The actor Bryan Cranston knows is out of his league: “I have an actor crush on him”
Ask anyone to name the greatest performance in television history, and chances are, they’ll say Bryan Cranston in Breaking Bad.
With the help of a killer story and script from showrunner Vince Gilligan, the actor managed to create one of the most complex antiheroes ever constructed for the small screen, and arguably took the medium to its zenith – as Walter White, he was both terrifying and fragile, villainous and heroic, and ever since Breaking Bad went off the air, Cranston has cast a wide net, exploring a wide range of characters and branching out far beyond television.
There isn’t a road map for actors who hit A-list celebrity status in their 50s, but Cranston has used the opportunity to impressive ends. He’s earned two Tony Awards for his work on Broadway, received an Oscar nomination for the 2015 film Trumbo, and landed in the unofficial ranks of actors whose mere presence makes every film better.
In other words, Cranston is one of those names other actors bandy around when asked about the greatest of them all, so you know that anyone he himself names in that context would have to be pretty darn accomplished. When it comes to modern-day actors, Cranston’s answer has been consistent – Mark Rylance. “I have an actor crush on him,” the Breaking Bad star told The Standard in 2016.
Known initially for his work on the stage, Rylance has branched out into television and film in recent years and earned a reputation as an actor’s actor, with Al Pacino once saying that he made Shakespeare sound as if it had been written specifically for him the day before.
Sean Penn spent nearly two decades trying to lure him to Hollywood, and Steven Spielberg was so in awe of him that he was actually nervous about sending him the script for The BFG.

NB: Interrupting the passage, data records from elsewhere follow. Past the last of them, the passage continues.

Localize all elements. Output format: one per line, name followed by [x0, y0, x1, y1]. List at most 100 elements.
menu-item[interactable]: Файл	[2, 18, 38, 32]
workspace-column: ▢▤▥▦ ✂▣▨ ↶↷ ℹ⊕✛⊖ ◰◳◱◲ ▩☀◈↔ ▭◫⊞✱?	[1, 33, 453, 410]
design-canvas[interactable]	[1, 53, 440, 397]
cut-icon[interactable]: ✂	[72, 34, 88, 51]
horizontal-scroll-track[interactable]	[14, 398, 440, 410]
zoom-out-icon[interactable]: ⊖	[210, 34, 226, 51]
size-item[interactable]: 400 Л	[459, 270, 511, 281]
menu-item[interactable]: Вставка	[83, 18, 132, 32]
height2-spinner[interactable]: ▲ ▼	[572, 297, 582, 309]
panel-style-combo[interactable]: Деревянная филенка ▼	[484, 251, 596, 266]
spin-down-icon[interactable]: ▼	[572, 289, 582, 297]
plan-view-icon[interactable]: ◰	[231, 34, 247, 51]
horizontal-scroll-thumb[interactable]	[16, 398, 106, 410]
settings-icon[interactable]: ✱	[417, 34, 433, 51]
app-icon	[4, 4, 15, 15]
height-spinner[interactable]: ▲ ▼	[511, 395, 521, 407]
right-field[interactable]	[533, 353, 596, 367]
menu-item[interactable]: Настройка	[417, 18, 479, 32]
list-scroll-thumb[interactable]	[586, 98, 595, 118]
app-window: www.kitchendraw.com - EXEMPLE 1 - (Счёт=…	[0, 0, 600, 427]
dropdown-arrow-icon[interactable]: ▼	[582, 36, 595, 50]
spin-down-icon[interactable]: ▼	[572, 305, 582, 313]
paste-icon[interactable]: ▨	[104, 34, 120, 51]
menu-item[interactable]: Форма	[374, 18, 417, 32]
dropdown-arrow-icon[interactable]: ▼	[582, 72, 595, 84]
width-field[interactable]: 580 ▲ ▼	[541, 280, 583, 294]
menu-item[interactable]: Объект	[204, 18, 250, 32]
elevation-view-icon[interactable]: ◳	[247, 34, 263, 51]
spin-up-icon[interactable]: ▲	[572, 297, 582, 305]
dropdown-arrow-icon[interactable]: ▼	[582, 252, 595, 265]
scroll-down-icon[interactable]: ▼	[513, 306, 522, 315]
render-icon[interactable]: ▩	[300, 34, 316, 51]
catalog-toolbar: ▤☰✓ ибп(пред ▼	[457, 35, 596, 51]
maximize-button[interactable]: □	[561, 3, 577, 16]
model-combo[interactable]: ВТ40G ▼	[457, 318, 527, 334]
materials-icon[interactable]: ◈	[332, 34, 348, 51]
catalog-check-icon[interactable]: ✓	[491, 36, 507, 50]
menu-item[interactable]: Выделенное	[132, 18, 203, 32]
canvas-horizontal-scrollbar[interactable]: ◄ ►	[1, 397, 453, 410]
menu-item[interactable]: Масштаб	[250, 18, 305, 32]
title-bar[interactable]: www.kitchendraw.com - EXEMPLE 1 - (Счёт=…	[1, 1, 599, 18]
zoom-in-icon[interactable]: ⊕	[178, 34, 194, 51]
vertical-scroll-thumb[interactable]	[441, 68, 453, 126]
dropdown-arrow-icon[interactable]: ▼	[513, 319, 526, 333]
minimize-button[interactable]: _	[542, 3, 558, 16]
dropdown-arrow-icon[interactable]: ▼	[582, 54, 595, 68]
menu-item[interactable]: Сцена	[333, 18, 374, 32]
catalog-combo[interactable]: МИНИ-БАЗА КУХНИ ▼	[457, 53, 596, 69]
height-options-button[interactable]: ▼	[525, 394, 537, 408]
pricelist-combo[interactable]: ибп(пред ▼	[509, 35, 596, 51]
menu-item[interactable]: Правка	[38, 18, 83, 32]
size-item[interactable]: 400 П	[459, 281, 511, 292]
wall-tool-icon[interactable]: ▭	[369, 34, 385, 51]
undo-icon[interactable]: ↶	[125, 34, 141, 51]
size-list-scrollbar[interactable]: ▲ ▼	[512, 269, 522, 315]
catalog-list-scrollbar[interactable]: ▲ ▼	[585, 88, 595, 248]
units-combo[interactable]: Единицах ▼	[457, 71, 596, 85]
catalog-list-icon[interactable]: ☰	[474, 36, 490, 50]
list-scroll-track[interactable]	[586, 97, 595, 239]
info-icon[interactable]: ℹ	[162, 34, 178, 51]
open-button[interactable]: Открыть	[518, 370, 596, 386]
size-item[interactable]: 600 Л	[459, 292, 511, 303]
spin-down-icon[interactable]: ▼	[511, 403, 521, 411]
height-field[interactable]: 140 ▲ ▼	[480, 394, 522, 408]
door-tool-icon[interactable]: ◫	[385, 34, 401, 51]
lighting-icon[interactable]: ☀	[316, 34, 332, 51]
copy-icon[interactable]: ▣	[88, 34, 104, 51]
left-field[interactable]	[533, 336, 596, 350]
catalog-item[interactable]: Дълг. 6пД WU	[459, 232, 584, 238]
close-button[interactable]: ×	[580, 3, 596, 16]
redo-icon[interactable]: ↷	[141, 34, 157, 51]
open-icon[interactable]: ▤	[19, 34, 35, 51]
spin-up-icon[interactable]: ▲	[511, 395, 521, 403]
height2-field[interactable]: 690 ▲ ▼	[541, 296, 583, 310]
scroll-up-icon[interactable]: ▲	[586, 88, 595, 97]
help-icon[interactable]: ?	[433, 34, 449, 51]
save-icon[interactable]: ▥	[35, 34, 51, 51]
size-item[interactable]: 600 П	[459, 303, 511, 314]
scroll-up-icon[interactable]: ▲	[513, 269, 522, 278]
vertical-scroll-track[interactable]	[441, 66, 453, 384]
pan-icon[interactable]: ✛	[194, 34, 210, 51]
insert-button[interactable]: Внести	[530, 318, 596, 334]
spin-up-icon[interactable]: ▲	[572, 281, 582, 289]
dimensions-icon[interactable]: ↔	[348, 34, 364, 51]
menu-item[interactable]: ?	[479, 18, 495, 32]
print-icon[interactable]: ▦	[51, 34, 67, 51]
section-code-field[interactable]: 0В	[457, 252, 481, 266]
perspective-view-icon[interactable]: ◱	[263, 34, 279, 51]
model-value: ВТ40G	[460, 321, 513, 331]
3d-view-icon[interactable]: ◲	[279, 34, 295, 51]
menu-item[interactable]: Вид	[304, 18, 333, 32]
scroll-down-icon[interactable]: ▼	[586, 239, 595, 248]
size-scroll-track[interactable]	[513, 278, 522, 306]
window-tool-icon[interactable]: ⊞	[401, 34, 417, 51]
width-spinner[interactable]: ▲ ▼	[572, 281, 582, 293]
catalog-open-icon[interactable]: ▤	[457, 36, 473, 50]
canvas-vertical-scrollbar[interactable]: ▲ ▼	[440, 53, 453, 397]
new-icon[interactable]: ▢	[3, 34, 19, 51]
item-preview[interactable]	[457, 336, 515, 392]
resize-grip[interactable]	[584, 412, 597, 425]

Praise for Rylance is pretty universal, whether you ask his directors, scene partners, or anyone lucky enough to watch him doing live theatre. Perhaps the reason he isn’t as famous as, say, Brad Pitt, is that we regularly confuse celebrity with acting talent. That conflation is the guiding principle of Hollywood, after all. Rylance is the real deal as an actor, but fame is about as useless to him as a jet ski would be to a horse. In fact, he’d probably prefer not to have it at all.
Many words have been said to attempt to convey the magnitude of Rylance’s skill, but Cranston provided what may be the most lurid and memorable of them all. “He’s got a little more recklessness, maybe,” the Trumbo actor told The New Yorker in 2013. “It feels like if they told Mark, ‘Oh, your character enters masturbating, full frontal,’ he’d go, ‘Sure, let’s try that tonight.’”
It’s safe to say that if Rylance did in fact do that, he would become a mainstream celebrity overnight, whether he likes it or not, but that clearly isn’t the point. For Cranston, this seemingly mild-mannered Brit is an absolute maniac on the stage and will kill his ego for the sake of the performance unlike anyone else’s. We bow down.